Re: Logical replication timeout problem - Mailing list pgsql-hackers

From Peter Smith
Subject Re: Logical replication timeout problem
Date
Msg-id CAHut+PsTpZSjnSjjNi0C-Yt+8QQFpHc=Oa1LRBboE2aVsJNLDg@mail.gmail.com
Whole thread Raw
In response to RE: Logical replication timeout problem  ("wangw.fnst@fujitsu.com" <wangw.fnst@fujitsu.com>)
Responses Re: Logical replication timeout problem  (Amit Kapila <amit.kapila16@gmail.com>)
RE: Logical replication timeout problem  ("houzj.fnst@fujitsu.com" <houzj.fnst@fujitsu.com>)
List pgsql-hackers
Here are my review comments for patch v4-0001

======
General

1.

It makes no real difference, but I was wondering about:
"update txn progress" versus "update progress txn"

I thought that the first way sounds more natural. YMMV.

If you change this then there is impact for the typedef, function
names, comments, member names:

ReorderBufferUpdateTxnProgressCB -->  ReorderBufferUpdateProgressTxnCB

“/* update progress txn callback */” --> “/* update txn progress callback */”

update_progress_txn_cb_wrapper -->  update_txn_progress_cb_wrapper

updated_progress_txn --> update_txn_progress

======
Commit message

2.

The problem is when there is a DDL in a transaction that generates lots of
temporary data due to rewrite rules, these temporary data will not be processed
by the pgoutput plugin. The previous commit (f95d53e) only fixed timeouts
caused by filtering out changes in pgoutput.
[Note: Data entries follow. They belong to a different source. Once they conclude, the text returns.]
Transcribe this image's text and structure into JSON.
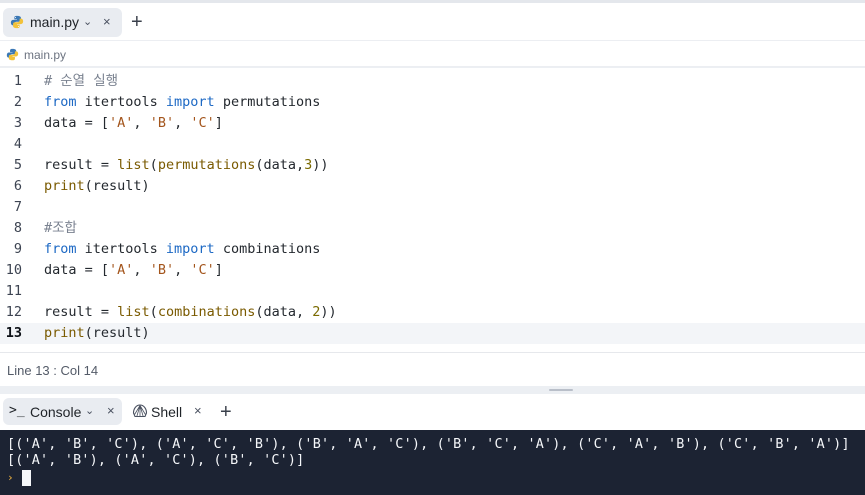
{
  "editor_tab": {
    "filename": "main.py",
    "chevron": "⌄",
    "close": "×"
  },
  "add_tab": "+",
  "breadcrumb": {
    "file": "main.py"
  },
  "code_lines": [
    {
      "num": "1",
      "tokens": [
        {
          "t": "# 순열 실행",
          "k": "comment"
        }
      ]
    },
    {
      "num": "2",
      "tokens": [
        {
          "t": "from",
          "k": "keyword"
        },
        {
          "t": " itertools ",
          "k": "plain"
        },
        {
          "t": "import",
          "k": "keyword"
        },
        {
          "t": " permutations",
          "k": "plain"
        }
      ]
    },
    {
      "num": "3",
      "tokens": [
        {
          "t": "data = [",
          "k": "plain"
        },
        {
          "t": "'A'",
          "k": "string"
        },
        {
          "t": ", ",
          "k": "plain"
        },
        {
          "t": "'B'",
          "k": "string"
        },
        {
          "t": ", ",
          "k": "plain"
        },
        {
          "t": "'C'",
          "k": "string"
        },
        {
          "t": "]",
          "k": "plain"
        }
      ]
    },
    {
      "num": "4",
      "tokens": []
    },
    {
      "num": "5",
      "tokens": [
        {
          "t": "result = ",
          "k": "plain"
        },
        {
          "t": "list",
          "k": "func"
        },
        {
          "t": "(",
          "k": "plain"
        },
        {
          "t": "permutations",
          "k": "func"
        },
        {
          "t": "(data,",
          "k": "plain"
        },
        {
          "t": "3",
          "k": "number"
        },
        {
          "t": "))",
          "k": "plain"
        }
      ]
    },
    {
      "num": "6",
      "tokens": [
        {
          "t": "print",
          "k": "func"
        },
        {
          "t": "(result)",
          "k": "plain"
        }
      ]
    },
    {
      "num": "7",
      "tokens": []
    },
    {
      "num": "8",
      "tokens": [
        {
          "t": "#조합",
          "k": "comment"
        }
      ]
    },
    {
      "num": "9",
      "tokens": [
        {
          "t": "from",
          "k": "keyword"
        },
        {
          "t": " itertools ",
          "k": "plain"
        },
        {
          "t": "import",
          "k": "keyword"
        },
        {
          "t": " combinations",
          "k": "plain"
        }
      ]
    },
    {
      "num": "10",
      "tokens": [
        {
          "t": "data = [",
          "k": "plain"
        },
        {
          "t": "'A'",
          "k": "string"
        },
        {
          "t": ", ",
          "k": "plain"
        },
        {
          "t": "'B'",
          "k": "string"
        },
        {
          "t": ", ",
          "k": "plain"
        },
        {
          "t": "'C'",
          "k": "string"
        },
        {
          "t": "]",
          "k": "plain"
        }
      ]
    },
    {
      "num": "11",
      "tokens": []
    },
    {
      "num": "12",
      "tokens": [
        {
          "t": "result = ",
          "k": "plain"
        },
        {
          "t": "list",
          "k": "func"
        },
        {
          "t": "(",
          "k": "plain"
        },
        {
          "t": "combinations",
          "k": "func"
        },
        {
          "t": "(data, ",
          "k": "plain"
        },
        {
          "t": "2",
          "k": "number"
        },
        {
          "t": "))",
          "k": "plain"
        }
      ]
    },
    {
      "num": "13",
      "active": true,
      "tokens": [
        {
          "t": "print",
          "k": "func"
        },
        {
          "t": "(result)",
          "k": "plain"
        }
      ]
    }
  ],
  "status": {
    "position": "Line 13 : Col 14"
  },
  "panel_tabs": {
    "console": {
      "icon": ">_",
      "label": "Console",
      "chevron": "⌄",
      "close": "×"
    },
    "shell": {
      "label": "Shell",
      "close": "×"
    },
    "add": "+"
  },
  "console_output": [
    "[('A', 'B', 'C'), ('A', 'C', 'B'), ('B', 'A', 'C'), ('B', 'C', 'A'), ('C', 'A', 'B'), ('C', 'B', 'A')]",
    "[('A', 'B'), ('A', 'C'), ('B', 'C')]"
  ],
  "console_prompt": "›",
  "colors": {
    "keyword": "#1c68c4",
    "string": "#a3551c",
    "comment": "#7a8290",
    "console_bg": "#1c2333",
    "prompt": "#f2b540"
  }
}
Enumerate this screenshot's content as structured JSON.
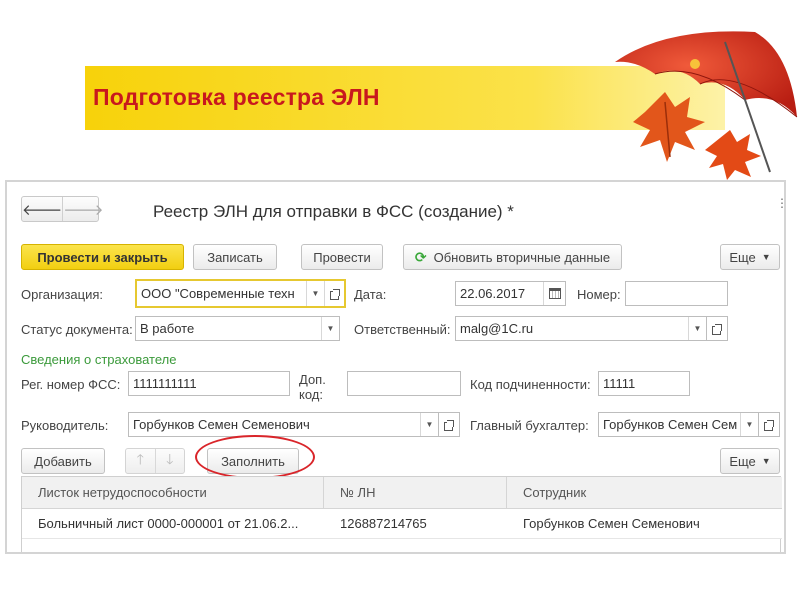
{
  "slide": {
    "title": "Подготовка реестра ЭЛН"
  },
  "window": {
    "title": "Реестр ЭЛН для отправки в ФСС (создание) *",
    "back_icon": "arrow-left-icon",
    "forward_icon": "arrow-right-icon",
    "menu_dots": "⋮"
  },
  "toolbar": {
    "post_close": "Провести и закрыть",
    "save": "Записать",
    "post": "Провести",
    "refresh": "Обновить вторичные данные",
    "more": "Еще"
  },
  "fields": {
    "organization_label": "Организация:",
    "organization_value": "ООО \"Современные техн",
    "date_label": "Дата:",
    "date_value": "22.06.2017",
    "number_label": "Номер:",
    "number_value": "",
    "status_label": "Статус документа:",
    "status_value": "В работе",
    "responsible_label": "Ответственный:",
    "responsible_value": "malg@1C.ru"
  },
  "insurer": {
    "section_title": "Сведения о страхователе",
    "reg_label": "Рег. номер ФСС:",
    "reg_value": "1111111111",
    "add_code_label_1": "Доп.",
    "add_code_label_2": "код:",
    "add_code_value": "",
    "sub_code_label": "Код подчиненности:",
    "sub_code_value": "11111",
    "head_label": "Руководитель:",
    "head_value": "Горбунков Семен Семенович",
    "accountant_label": "Главный бухгалтер:",
    "accountant_value": "Горбунков Семен Сем"
  },
  "table_toolbar": {
    "add": "Добавить",
    "fill": "Заполнить",
    "more": "Еще",
    "up_icon": "arrow-up-icon",
    "down_icon": "arrow-down-icon"
  },
  "table": {
    "columns": [
      "Листок нетрудоспособности",
      "№ ЛН",
      "Сотрудник"
    ],
    "rows": [
      [
        "Больничный лист 0000-000001 от 21.06.2...",
        "126887214765",
        "Горбунков Семен Семенович"
      ]
    ]
  },
  "colors": {
    "banner": "#f7d20a",
    "title_red": "#c8181e",
    "primary_button": "#f2cf11",
    "section_green": "#3b9a3b",
    "highlight_circle": "#d9252a"
  }
}
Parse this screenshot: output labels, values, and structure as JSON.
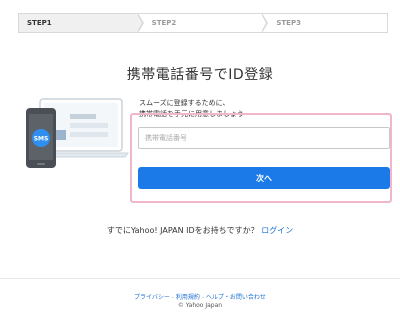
{
  "steps": [
    {
      "label": "STEP1",
      "active": true
    },
    {
      "label": "STEP2",
      "active": false
    },
    {
      "label": "STEP3",
      "active": false
    }
  ],
  "title": "携帯電話番号でID登録",
  "description": {
    "line1": "スムーズに登録するために、",
    "line2": "携帯電話を手元に用意しましょう"
  },
  "illustration": {
    "sms_label": "SMS",
    "icons": [
      "laptop-icon",
      "smartphone-icon"
    ]
  },
  "form": {
    "phone_placeholder": "携帯電話番号",
    "phone_value": "",
    "next_label": "次へ"
  },
  "existing_id": {
    "prompt": "すでにYahoo! JAPAN IDをお持ちですか？",
    "login_label": "ログイン"
  },
  "footer": {
    "privacy": "プライバシー",
    "sep1": " - ",
    "terms": "利用規約",
    "sep2": " - ",
    "help": "ヘルプ・お問い合わせ",
    "copyright": "© Yahoo Japan"
  },
  "colors": {
    "primary": "#1b7ae8",
    "panel_border": "#f0b6cc",
    "link": "#1b6fd1"
  }
}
Therefore, the previous fix for
DML had no impact on this case.

~

IMO this still some rewording to say up-front what the the actual
problem -- i.e. an avoidable timeout occuring.
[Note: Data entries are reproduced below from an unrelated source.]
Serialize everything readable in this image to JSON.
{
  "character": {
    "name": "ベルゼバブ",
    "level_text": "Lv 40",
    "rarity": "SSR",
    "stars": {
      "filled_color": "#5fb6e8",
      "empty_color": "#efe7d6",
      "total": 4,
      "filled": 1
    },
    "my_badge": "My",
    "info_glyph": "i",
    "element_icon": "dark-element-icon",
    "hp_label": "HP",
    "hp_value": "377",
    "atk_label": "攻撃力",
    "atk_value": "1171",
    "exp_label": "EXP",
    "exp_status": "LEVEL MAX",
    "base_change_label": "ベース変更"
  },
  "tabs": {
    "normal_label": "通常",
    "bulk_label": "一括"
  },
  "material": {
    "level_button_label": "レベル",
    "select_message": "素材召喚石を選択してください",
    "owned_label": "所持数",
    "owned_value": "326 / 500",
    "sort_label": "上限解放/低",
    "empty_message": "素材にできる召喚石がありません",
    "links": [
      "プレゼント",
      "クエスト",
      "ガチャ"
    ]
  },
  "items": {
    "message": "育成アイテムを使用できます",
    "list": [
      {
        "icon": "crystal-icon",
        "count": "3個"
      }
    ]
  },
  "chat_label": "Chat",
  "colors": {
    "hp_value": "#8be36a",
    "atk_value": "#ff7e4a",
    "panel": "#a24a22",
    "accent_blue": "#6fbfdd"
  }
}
SUGGESTION (or something like this...)

When there is a DDL in a transaction that generates lots of temporary
data due to rewrite rules, this temporary data will not be processed
by the pgoutput plugin. This means it is possible for a timeout to
occur if a sufficiently long time elapses since the last pgoutput
message. A previous commit (f95d53e) fixed a similar scenario in this
area, but that only fixed timeouts for DML going through pgoutput, so
it did not address this DDL timeout case.

======
src/backend/replication/logical/logical.c

3. update_progress_txn_cb_wrapper

+/*
+ * Update progress callback while processing a transaction.
+ *
+ * Try to update progress and send a keepalive message during sending data of a
+ * transaction (and its subtransactions) to the output plugin.
+ *
+ * For a large transaction, if we don't send any change to the downstream for a
+ * long time (exceeds the wal_receiver_timeout of standby) then it can timeout.
+ * This can happen when all or most of the changes are either not published or
+ * got filtered out.
+ */
+static void
+update_progress_txn_cb_wrapper(ReorderBuffer *cache, ReorderBufferTXN *txn,
+    ReorderBufferChange *change)

Simplify the "Try to..." paragraph. And other part should also mention
about DDL.

SUGGESTION

Try send a keepalive message during transaction processing.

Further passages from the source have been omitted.